On my last morning I saw 3 exhibitions at the FOAM photo museum. A young photographer Robert Glass explored the harsh immigration service in Holland; asylum seekers have a hard time and subvert the fingerprinting surveillance by mutilating their fingers. He photographed mutilated fingers, moving and tragic. There was a retrospective of work of the black photographer Gordon Parks, a staff photographer for Life magazine who documented the segregation in the south, poverty in Haarlem and the march for rights in 1963. Sadly the poverty amongst blacks in the US still remains. The Dane Asger Carlsen crossed the Antarctic and photographed glaciers there.  Three very contrasting exhibitions.

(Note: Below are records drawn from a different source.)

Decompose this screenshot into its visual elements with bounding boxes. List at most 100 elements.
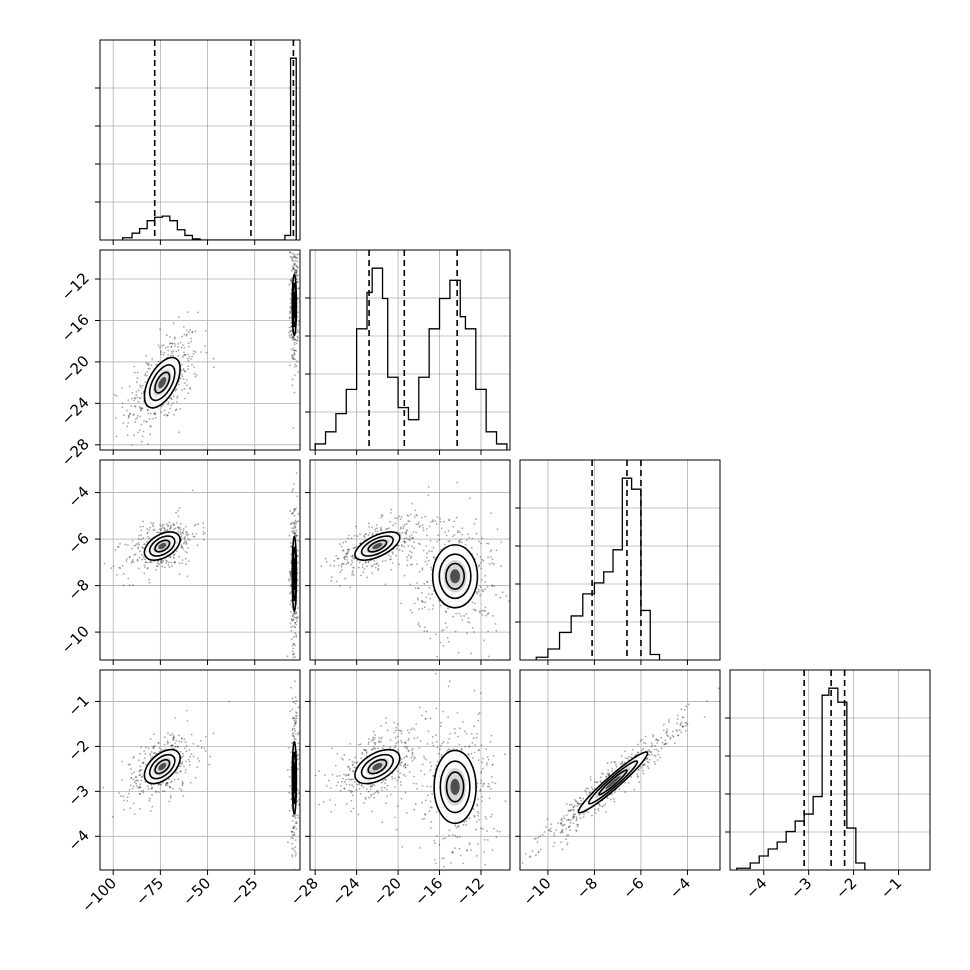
sample-point	[291, 490, 293, 493]
sample-point	[703, 716, 706, 718]
sample-point	[395, 729, 397, 732]
sample-point	[432, 520, 434, 523]
y-tick-label: −3	[64, 781, 92, 809]
sample-point	[608, 772, 610, 775]
sample-point	[404, 541, 406, 544]
sample-point	[171, 744, 173, 747]
sample-point	[137, 400, 140, 403]
sample-point	[198, 760, 201, 763]
sample-point	[472, 757, 474, 759]
sample-point	[490, 512, 492, 514]
sample-point	[296, 814, 299, 817]
sample-point	[127, 577, 130, 580]
sample-point	[477, 814, 479, 817]
histogram-step	[736, 687, 866, 870]
sample-point	[415, 514, 417, 516]
sample-point	[130, 777, 133, 779]
sample-point	[385, 778, 387, 781]
sample-point	[132, 785, 135, 788]
sample-point	[624, 791, 626, 793]
sample-point	[477, 588, 480, 591]
sample-point	[181, 559, 184, 561]
sample-point	[307, 767, 309, 769]
sample-point	[182, 369, 185, 371]
sample-point	[608, 774, 610, 777]
sample-point	[292, 833, 295, 836]
sample-point	[293, 736, 296, 738]
sample-point	[477, 759, 480, 761]
sample-point	[295, 828, 298, 830]
sample-point	[365, 751, 368, 753]
sample-point	[294, 612, 296, 615]
sample-point	[570, 803, 573, 806]
sample-point	[292, 266, 294, 269]
sample-point	[457, 531, 459, 534]
sample-point	[417, 587, 419, 589]
sample-point	[466, 849, 468, 851]
sample-point	[169, 734, 172, 737]
sample-point	[437, 760, 439, 763]
sample-point	[291, 512, 293, 515]
sample-point	[295, 264, 297, 267]
sample-point	[566, 834, 569, 837]
sample-point	[637, 769, 640, 771]
sample-point	[159, 524, 162, 526]
sample-point	[494, 623, 497, 625]
sample-point	[295, 520, 298, 523]
sample-point	[648, 749, 650, 751]
sample-point	[151, 524, 154, 526]
sample-point	[363, 535, 366, 538]
sample-point	[403, 537, 406, 540]
sample-point	[293, 338, 296, 340]
contour-level	[354, 531, 401, 561]
sample-point	[293, 255, 296, 257]
sample-point	[140, 424, 143, 426]
sample-point	[138, 534, 141, 537]
sample-point	[419, 524, 421, 527]
sample-point	[183, 387, 186, 390]
sample-point	[295, 529, 298, 532]
sample-point	[292, 815, 295, 817]
sample-point	[290, 585, 292, 588]
sample-point	[146, 561, 149, 564]
sample-point	[161, 781, 164, 784]
sample-point	[378, 740, 381, 743]
sample-point	[171, 733, 174, 735]
density-peak	[605, 775, 621, 790]
sample-point	[160, 783, 163, 786]
sample-point	[140, 386, 142, 389]
sample-point	[676, 714, 679, 717]
sample-point	[395, 828, 398, 831]
sample-point	[353, 547, 355, 549]
sample-point	[575, 800, 578, 803]
sample-point	[297, 339, 299, 342]
sample-point	[295, 275, 298, 278]
sample-point	[213, 366, 215, 369]
sample-point	[464, 544, 467, 546]
sample-point	[486, 830, 488, 832]
sample-point	[289, 592, 291, 595]
sample-point	[144, 566, 146, 569]
sample-point	[483, 838, 486, 841]
sample-point	[408, 771, 411, 773]
sample-point	[347, 774, 350, 777]
sample-point	[666, 734, 669, 737]
sample-point	[439, 518, 442, 520]
sample-point	[175, 350, 178, 353]
sample-point	[188, 760, 191, 763]
sample-point	[152, 529, 155, 532]
sample-point	[401, 741, 403, 744]
sample-point	[187, 538, 189, 540]
sample-point	[484, 581, 486, 583]
sample-point	[465, 820, 468, 822]
sample-point	[435, 633, 437, 636]
sample-point	[119, 567, 122, 570]
sample-point	[166, 414, 169, 417]
sample-point	[180, 789, 183, 792]
sample-point	[292, 336, 295, 339]
sample-point	[139, 783, 142, 786]
sample-point	[158, 563, 161, 566]
sample-point	[335, 580, 338, 583]
sample-point	[171, 342, 174, 345]
sample-point	[376, 530, 379, 533]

I chopped down a huge nettle outside Iain’s flat, so that he could sit on his bench.  We had lunch in his local cafe and he looked better. When I arrived he had just broken his wrist.  He receives excellent home support.  I did my Dutch food shopping in Albert Heijn and went home by Eurostar via Brussels.

In this visit I enjoyed meeting my cousins, and walking around the city.  I saw a new sober aspect of Dutch history. This was the last time that I saw Iain because he died very rapidly of bladder cancer in February 2018. He was a close friend and I miss him and have visited Amsterdam often to see him.